Gardens of the Eternal Fountain
Water Water Everywhere!
The ocean is full of mysteries, wonders and creatures who’d really like to introduce their teeth to bits of you that you’d rather not have teeth in. But it’s also home to more mundane mysteries too - like, have you ever wondered where all the water in the ocean comes from?
Me neither, but shut up, I’m going somewhere with this. All that water though! How did it get here? Sure you could use science to explain how these oceans formed billions years ago. Or! You could take a dip in Mig’s Eternal Fountain and see for yourself.
“During construction,” Mig tells me, “I thought of this story where humanity finds an endlessly flowing fountain atop a mountain, [which] produces the water present in every ocean, lake and river. So, people turned it into a shrine, carving out the mountain to form the gardens, with the fountain at the very top.”
A magical fountain from which all the waters of the world spring. Sounds like something you’d read about in a book on mythology. But as Mig explains, truth is always cooler than fiction.
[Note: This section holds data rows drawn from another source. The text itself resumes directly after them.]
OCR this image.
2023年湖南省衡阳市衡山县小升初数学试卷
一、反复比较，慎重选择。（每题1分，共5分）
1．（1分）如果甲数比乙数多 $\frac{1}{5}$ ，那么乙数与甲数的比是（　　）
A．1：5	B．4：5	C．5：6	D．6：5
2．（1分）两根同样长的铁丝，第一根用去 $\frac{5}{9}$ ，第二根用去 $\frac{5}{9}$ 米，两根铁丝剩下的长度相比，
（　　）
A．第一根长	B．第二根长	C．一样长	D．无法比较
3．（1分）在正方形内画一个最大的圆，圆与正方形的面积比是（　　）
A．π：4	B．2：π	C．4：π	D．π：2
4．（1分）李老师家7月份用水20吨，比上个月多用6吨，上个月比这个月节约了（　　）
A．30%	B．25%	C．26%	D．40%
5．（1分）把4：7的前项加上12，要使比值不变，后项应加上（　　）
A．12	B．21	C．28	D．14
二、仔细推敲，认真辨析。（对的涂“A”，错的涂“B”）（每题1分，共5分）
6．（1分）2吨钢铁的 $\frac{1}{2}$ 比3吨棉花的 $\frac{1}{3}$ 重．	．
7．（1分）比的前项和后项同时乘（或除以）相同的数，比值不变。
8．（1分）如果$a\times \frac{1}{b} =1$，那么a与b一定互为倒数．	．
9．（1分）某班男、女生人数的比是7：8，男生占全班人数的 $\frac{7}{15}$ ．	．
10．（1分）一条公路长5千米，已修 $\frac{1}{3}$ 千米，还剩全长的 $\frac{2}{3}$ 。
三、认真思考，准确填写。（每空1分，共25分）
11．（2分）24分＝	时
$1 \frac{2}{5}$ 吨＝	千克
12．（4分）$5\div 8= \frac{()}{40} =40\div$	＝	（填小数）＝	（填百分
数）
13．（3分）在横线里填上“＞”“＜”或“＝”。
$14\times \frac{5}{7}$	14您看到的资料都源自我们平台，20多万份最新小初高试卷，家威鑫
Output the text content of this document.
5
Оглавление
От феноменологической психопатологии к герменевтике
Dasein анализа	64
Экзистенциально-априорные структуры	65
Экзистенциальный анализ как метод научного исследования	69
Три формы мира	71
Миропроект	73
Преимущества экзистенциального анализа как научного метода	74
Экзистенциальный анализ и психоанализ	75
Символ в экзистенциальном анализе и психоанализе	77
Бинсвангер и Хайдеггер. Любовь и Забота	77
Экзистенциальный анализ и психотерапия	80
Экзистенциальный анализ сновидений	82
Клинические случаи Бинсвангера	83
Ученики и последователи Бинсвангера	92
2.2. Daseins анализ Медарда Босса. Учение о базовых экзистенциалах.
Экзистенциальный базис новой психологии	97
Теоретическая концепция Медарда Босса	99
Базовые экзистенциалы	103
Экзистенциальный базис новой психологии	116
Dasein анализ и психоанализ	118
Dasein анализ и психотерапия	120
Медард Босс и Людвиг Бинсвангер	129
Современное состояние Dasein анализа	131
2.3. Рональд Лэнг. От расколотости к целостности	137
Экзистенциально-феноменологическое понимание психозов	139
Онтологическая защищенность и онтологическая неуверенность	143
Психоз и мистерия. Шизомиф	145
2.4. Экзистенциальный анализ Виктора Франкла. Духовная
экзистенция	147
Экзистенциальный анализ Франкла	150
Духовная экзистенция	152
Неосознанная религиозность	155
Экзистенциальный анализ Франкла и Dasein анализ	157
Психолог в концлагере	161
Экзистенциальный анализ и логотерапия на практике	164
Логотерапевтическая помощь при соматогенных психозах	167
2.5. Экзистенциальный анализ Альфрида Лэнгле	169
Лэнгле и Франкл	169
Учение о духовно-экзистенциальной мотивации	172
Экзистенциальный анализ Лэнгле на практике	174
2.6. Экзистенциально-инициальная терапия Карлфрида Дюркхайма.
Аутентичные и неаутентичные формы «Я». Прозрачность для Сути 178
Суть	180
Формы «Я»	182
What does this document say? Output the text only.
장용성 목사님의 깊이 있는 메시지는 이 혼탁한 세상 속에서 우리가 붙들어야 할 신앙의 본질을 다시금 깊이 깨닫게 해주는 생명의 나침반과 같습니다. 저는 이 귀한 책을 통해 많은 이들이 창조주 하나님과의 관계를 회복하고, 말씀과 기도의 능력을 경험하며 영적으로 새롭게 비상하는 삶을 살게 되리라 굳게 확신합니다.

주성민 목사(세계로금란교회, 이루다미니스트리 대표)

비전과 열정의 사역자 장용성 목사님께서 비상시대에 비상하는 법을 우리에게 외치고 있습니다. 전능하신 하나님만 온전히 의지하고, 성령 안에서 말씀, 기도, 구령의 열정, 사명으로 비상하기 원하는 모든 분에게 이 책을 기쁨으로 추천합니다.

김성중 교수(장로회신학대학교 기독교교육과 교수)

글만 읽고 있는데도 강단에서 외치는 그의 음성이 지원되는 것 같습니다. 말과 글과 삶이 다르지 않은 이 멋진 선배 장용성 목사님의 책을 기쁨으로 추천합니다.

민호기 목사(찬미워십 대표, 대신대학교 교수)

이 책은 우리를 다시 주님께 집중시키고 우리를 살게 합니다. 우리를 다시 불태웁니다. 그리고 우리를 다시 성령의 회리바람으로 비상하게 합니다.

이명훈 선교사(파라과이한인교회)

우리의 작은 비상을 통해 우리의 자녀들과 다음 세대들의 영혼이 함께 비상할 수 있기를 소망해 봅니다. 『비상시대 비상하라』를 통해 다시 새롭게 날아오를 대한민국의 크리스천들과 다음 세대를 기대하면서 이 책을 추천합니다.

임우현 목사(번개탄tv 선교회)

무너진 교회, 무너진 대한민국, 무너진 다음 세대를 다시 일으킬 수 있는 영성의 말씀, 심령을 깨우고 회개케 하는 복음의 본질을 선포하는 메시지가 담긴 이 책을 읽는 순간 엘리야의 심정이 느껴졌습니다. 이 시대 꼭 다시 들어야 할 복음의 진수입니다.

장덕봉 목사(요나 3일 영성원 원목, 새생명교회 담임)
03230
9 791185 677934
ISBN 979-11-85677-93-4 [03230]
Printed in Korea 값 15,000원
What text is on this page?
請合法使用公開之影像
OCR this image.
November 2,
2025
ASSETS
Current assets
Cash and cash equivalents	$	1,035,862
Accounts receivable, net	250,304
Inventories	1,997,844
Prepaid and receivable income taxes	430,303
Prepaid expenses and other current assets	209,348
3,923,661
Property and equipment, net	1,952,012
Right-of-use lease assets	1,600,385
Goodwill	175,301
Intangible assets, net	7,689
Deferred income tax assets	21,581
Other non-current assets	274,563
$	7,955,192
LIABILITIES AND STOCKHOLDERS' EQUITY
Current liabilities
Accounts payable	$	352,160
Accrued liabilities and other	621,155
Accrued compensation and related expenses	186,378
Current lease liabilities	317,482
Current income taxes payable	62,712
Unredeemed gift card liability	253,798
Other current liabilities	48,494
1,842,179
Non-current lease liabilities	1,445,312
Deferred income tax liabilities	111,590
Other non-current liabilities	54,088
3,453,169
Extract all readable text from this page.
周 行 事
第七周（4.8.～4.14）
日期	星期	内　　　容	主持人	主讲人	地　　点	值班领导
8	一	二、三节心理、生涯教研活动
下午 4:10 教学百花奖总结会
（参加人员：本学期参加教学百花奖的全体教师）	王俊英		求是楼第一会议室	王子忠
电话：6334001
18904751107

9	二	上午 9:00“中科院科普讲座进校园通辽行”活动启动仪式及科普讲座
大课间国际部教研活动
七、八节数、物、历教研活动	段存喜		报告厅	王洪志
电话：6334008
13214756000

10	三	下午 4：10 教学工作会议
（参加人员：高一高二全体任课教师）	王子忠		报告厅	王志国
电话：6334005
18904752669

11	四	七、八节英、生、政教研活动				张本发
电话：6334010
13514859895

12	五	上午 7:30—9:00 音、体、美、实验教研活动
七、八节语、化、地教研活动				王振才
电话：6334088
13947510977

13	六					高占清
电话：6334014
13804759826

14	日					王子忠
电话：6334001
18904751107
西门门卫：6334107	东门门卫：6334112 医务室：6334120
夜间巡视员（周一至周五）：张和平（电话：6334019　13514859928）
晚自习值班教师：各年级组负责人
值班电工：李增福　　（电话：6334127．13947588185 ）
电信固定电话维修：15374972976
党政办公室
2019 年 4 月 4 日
“I’ve always liked ancient architecture,” he says. “Especially in the form of controlling the flow of water - like the aqueducts of Rome, the canals of Venice or the hanging gardens of Babylon. I once saw a build of those Hanging Gardens and I tried to build something based on that idea. It failed.”
But Mig didn’t treat it purely as a failure. He thought of it as more a learning opportunity.
“Seeing the community create all of these incredible megastructures and immense landscapes every day makes me feel the [earlier version of] Gardens looked a bit like a dirt hut.”
A dirt hut? This? Impossible! I don’t even see any dirt blocks.
“However, being featured on Minecraft.net, I know I must have done something right,” says Mig. “And through this experience, I learned what and what not to include in future builds. For instance, don’t break random laws of physics, like with the massively overhanging aqueducts, when emulating realism. Also, don’t have purely rectangular and symmetrical builds, try to make your structures have variety.”
Mig set out to build one garden, which didn’t work, but from that he built another, better garden. And all because he kept trying.
“Overall, this was an experiment, the outcomes of which I can take and use on future builds. Ultimately, if I can take anything away from this and learn and improve, it’s worth it. Everything else is just extra, the icing on the cake.”
Mig, just because you don’t see how awesome and impressive and amazing your work is, doesn’t mean others won’t!